Card issuers have different names for this code, including:
- Visa: Card Verification Value 2 (CVV2) – last three digits or the signature stripe on the back of the card
- Mastercard: Card Validation Code (CVC2) – last three digits on the signature strip on the back of the card
- Discover: Card Identification Number (CID) – last three digits on the signature strip on the back of the card
- American Express: Unique Card Code or Card Identification Number (CID) – four digits on the front side of the card
What you can do to prevent chargeback
In order to protect themselves from losses, payment providers commonly request a chargeback fee from merchants for fraudulent transactions. If you follow certain procedures, you can prevent some of these chargebacks.
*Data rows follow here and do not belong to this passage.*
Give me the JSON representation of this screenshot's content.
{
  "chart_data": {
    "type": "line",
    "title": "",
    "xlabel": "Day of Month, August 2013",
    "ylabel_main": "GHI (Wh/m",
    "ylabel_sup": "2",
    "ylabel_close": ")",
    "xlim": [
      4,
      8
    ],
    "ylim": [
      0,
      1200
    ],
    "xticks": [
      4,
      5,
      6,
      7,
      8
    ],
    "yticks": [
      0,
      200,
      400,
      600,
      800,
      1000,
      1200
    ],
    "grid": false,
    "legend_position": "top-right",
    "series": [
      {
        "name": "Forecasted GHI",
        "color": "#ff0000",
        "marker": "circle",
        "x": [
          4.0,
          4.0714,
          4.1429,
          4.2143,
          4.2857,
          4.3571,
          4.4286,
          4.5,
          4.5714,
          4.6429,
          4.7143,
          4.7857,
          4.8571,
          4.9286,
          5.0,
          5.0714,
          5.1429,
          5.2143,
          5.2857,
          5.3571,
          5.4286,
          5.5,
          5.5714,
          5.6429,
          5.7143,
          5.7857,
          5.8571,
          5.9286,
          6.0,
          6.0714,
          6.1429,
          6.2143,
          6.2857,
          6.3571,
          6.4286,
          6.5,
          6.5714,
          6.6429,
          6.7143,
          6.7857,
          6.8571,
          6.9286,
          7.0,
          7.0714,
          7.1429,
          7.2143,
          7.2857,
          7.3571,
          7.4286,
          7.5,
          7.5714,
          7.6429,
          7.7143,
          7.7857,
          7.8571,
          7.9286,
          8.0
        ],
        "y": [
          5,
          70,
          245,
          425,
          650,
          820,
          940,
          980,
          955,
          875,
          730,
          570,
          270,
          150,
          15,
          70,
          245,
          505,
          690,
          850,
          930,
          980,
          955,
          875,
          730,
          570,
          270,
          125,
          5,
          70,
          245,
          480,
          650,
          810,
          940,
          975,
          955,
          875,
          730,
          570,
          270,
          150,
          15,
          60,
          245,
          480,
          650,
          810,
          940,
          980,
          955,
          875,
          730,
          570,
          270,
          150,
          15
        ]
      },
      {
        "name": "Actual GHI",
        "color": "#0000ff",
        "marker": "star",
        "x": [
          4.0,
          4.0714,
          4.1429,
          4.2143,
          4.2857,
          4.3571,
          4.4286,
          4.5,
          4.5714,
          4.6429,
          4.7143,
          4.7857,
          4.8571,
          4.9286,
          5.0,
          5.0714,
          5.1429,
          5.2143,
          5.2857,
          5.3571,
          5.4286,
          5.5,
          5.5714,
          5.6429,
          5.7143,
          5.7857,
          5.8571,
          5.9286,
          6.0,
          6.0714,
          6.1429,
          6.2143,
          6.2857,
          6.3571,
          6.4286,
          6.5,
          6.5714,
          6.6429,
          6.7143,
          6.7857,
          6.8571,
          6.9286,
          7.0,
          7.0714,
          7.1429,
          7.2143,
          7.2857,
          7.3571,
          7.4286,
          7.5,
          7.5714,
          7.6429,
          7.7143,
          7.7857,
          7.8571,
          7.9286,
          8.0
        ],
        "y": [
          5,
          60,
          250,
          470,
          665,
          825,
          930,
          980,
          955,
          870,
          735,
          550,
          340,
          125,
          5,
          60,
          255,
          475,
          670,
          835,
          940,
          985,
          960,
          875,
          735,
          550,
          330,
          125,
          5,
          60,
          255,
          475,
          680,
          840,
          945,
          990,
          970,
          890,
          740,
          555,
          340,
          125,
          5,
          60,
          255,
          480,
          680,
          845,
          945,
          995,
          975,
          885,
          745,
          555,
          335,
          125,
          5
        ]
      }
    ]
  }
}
For example, businesses are encouraged to obtain important information from the card owner during some or all cardholder-not-present transactions. This can include:
- cardholder’s name as it appears on the card
- card expiration date (month, year) as it appears on the card
- billing address
- card security code
- phone number and/or email address
- account number
If you have an online store, you could make it compulsory for customers to enter such information at checkout. You should also have a way to store the date and time the order was placed, order details, or any information about your correspondence with the customer.
Finally, it does help if merchants keep copies of order forms and obtain proof of delivery to the shipping address provided by the buyer.
Because of the risks of collecting, handling and storing sensitive card information, many online merchants choose to use an external payment gateway to handle card payments on their behalf, such as the aforementioned Verified by Visa, Mastercard SecureCode and SafeKey tools.